Óscar Zurriaga
Professor of Preventive Medicine and Public Health at the University of Valencia and outgoing president of the Spanish Society of Epidemiology (SEE).
The failure to pass the law creating the State Public Health Agency is very bad news. We were already very late because the General Public Health Law, which dates from 2011, already provided for the creation of a state public health centre, which was another of the things that should have been approved today, the modification precisely to refer to an agency. One of the aspects that was seen in the evaluation of the pandemic, which was published at the end of 2023, was the need for a body, an agency, a centre that from the state point of view could coordinate in an effective way and with operational autonomy the public health competences that all the autonomous communities have. Although the latter are exclusive, the General State Administration is responsible for the general foundations of healthcare and, therefore, the State is responsible for this coordination.
This agency, therefore, was very necessary, is very necessary. It brings us into line with what is happening in other European countries and, therefore, its absence and, above all, the absence of consensus to push forward the creation of this agency is, as I say, very bad news. Let's consider the possibility of a new public health emergency, and we have several on the horizon, not necessarily as serious as the Covid-19 pandemic, but some that could be very worrying. We are also in a context in which international coordination on public health matters could be greatly diminished by the departure of the United States from the World Health Organisation, as well as other countries such as Argentina. This contributes to the discrediting of this type of institution. With all this, the lack of a state organisation in good condition is going to make it more difficult for us to operate in the event of an emergency.

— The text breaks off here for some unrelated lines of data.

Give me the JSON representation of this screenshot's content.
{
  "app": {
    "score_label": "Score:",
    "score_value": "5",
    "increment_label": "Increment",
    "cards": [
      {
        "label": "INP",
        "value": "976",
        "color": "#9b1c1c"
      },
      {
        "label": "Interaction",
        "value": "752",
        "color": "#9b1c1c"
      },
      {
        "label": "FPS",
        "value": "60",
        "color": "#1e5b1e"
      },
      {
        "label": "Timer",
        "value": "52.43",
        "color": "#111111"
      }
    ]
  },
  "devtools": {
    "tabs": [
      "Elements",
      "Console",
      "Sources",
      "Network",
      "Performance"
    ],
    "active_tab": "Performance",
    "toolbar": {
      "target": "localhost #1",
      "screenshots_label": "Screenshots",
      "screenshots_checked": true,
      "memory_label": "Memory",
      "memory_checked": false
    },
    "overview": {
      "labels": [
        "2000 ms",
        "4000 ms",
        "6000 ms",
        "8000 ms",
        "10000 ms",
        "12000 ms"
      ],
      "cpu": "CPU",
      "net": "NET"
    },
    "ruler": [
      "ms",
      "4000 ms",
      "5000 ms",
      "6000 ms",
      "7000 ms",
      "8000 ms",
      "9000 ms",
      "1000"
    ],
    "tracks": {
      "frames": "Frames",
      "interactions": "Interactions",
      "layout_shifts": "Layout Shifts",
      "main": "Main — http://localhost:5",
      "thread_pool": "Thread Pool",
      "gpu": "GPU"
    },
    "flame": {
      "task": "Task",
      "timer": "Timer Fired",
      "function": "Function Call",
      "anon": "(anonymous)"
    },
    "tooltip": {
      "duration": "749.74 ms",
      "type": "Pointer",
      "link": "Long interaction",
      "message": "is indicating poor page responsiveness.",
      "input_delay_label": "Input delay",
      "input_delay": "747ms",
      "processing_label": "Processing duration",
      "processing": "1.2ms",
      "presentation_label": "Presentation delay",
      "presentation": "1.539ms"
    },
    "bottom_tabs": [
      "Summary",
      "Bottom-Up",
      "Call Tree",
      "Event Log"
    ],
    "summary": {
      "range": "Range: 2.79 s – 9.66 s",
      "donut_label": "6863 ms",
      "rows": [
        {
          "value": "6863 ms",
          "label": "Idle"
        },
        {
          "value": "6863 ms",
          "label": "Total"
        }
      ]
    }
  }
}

But this agency was not only created for emergencies. This agency was also created to coordinate all information on public health, to coordinate actions in the field of health promotion, to coordinate communication on public health issues. In other words, there were many other things that did not necessarily have to do with emergencies and it would have been time to start already, with a delay, as I say, to get all this up and running. Bearing in mind that, in addition, the approval of the law is only the starting signal for the creation; afterwards, it will take quite some time until the agency is fully operational, integrated with all the units.
In other words, all the time that is being lost now is time that we will have difficulty making up later in a way that does not cause harm to the health of all Spaniards.